Eckhart's performance is so captivating that his character's act of charm and sensitivity is all the more infuriating. When he asks Christine at lunch, "You feel this could be a relationship, right?" the temptation to vomit is considerable. That's the bravery of the film. Chad never learns his lesson, never becomes a better person. What's most revelatory about In the Company of Men is that it takes itself completely seriously and never even thinks about copping out. Chad's sociopathic outlook doesn't soften; if anything, he seems to go against almost all other male schemers in films with the generic label "comedy": he becomes worse and worse, until finally he's simply monstrous. Chad is a deliberately, finely constructed creature of unflinching loathing, a pathological liar whose emotional cruelty is only equaled by his limitless arrogance.
LaBute's dialogue may owe something to David Mamet, as does the corrupt workplace environment, which feels at least partly borrowed from Glengarry Glen Ross. However, LaBute does put some new spins on it, especially when writing for Howard and Christine. Of all of the attributes of the film, the pacing is probably its greatest strength. There is a definitive beginning, middle and end, with particularly well-molded prologues and epilogues. In the Company of Men's milieu is a kind of sickly banality, which is reinforced by LaBute's deceptively inert blocking and compositions. (Being a first-time filmmaker, this was very likely just a happy accident.)
In the Company of Men portrays two horrible fellows--one, a ruthless sociopath, the other a spineless, insecure schmuck--who do a horrible thing. Some have complained that Christine is portrayed to be too much of an angel of sorts, but this seems more like an assumption. And Christine's "choice" between the two--the handsomer man, attractive and remotely suave while being only superficially sweet and charming--doesn't inspire a terrible deal of confidence. What some critics (mainly men, but be that as it may) seem to think is excessively angelic behavior--being terribly sweet and charming, as well as being quite helpless--are actually characteristics of many women and are exactly what inspire Chad's decision that "she's perfect" for his callous plan.
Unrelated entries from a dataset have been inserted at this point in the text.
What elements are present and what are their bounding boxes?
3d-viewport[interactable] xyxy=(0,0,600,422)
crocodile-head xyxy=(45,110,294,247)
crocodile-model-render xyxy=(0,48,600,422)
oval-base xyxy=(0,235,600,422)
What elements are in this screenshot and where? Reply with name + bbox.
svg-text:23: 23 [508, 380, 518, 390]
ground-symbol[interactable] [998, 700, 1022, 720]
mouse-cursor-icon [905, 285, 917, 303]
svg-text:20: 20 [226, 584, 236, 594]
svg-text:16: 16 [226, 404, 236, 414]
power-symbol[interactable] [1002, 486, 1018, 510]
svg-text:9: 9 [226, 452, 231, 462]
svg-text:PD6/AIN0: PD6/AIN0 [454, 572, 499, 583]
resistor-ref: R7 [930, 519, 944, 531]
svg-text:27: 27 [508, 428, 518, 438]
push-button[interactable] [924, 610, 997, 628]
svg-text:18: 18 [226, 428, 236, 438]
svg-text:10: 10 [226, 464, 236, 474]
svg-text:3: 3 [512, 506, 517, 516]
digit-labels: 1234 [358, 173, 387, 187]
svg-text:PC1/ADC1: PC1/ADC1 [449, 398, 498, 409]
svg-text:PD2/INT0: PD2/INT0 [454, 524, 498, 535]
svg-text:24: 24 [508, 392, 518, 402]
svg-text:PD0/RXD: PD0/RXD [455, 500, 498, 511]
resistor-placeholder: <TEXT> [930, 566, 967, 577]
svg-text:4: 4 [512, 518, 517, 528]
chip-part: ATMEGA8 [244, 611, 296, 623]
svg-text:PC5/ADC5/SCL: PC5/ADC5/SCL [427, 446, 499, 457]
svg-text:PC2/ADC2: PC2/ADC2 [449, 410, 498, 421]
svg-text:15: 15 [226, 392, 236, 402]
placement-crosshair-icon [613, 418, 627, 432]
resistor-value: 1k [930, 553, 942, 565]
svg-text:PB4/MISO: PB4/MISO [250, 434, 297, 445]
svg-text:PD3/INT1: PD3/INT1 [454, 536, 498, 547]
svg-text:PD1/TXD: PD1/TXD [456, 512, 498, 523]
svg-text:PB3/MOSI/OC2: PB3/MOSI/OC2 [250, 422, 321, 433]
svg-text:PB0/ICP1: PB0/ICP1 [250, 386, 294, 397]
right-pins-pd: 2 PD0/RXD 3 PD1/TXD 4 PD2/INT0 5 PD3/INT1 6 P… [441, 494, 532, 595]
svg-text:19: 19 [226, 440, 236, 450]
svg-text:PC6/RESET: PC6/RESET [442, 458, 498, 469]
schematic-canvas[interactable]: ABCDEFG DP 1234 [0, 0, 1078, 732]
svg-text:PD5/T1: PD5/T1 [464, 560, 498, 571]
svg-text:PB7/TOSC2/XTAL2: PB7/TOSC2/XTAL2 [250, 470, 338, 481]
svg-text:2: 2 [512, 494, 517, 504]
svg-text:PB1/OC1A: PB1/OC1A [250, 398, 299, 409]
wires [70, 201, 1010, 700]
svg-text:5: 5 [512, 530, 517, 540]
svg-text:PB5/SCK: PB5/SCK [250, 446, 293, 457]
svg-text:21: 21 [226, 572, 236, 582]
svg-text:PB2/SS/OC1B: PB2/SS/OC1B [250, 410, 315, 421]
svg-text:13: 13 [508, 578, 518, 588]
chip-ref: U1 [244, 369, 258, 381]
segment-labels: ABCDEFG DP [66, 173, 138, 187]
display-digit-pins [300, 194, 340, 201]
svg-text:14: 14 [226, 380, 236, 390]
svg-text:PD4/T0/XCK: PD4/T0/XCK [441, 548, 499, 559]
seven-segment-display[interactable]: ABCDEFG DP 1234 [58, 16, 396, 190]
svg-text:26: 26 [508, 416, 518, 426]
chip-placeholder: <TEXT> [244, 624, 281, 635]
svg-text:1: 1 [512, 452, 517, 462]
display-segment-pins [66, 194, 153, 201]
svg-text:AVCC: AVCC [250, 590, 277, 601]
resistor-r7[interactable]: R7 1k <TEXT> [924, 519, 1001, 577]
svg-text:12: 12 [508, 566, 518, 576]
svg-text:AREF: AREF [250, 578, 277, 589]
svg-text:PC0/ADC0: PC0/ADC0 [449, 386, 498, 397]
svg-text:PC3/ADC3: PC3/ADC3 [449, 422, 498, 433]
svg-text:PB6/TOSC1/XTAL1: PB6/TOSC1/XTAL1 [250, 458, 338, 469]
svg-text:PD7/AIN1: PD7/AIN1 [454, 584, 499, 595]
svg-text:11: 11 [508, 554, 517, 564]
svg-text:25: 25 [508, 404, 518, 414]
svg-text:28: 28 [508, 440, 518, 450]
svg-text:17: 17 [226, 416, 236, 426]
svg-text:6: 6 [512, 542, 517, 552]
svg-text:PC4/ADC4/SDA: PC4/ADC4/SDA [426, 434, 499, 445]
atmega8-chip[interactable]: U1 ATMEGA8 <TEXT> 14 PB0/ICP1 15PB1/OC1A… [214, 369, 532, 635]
In many ways, this is the perfect '90s film. It is a tale of two men representing the very worst certain male archetypes. In that happy-go-lucky decade of booming economic numbers and unaccountable businessmen making a killing through lies and distortions, matters of ethicality and propriety seemed to wane in import. The '00s have been just as morally dubious, but clouds of fear and anxiety have darkened the proceedings considerably. This is not to buy into the late Reverend Fallwell's belief that 9/11 was some sort of consequence of American amorality-- that God hid His face from us like ancient Israelites after a period of worshipping a golden calf. It's merely an approximation of the unserious, everyday turpitude of a certain era. The '80s may have been the decade of greed, when it was discovered that "greed" was "good" but the '90s were the decade of the wink and the smirk. This film arguably best exhibits this. And, as such, it ends remarkably perfectly. The unfeeling sociopath gets a blowjob at one in the morning, and the schmuck suffering from a wrecked conscience looks like a raving, mad lunatic.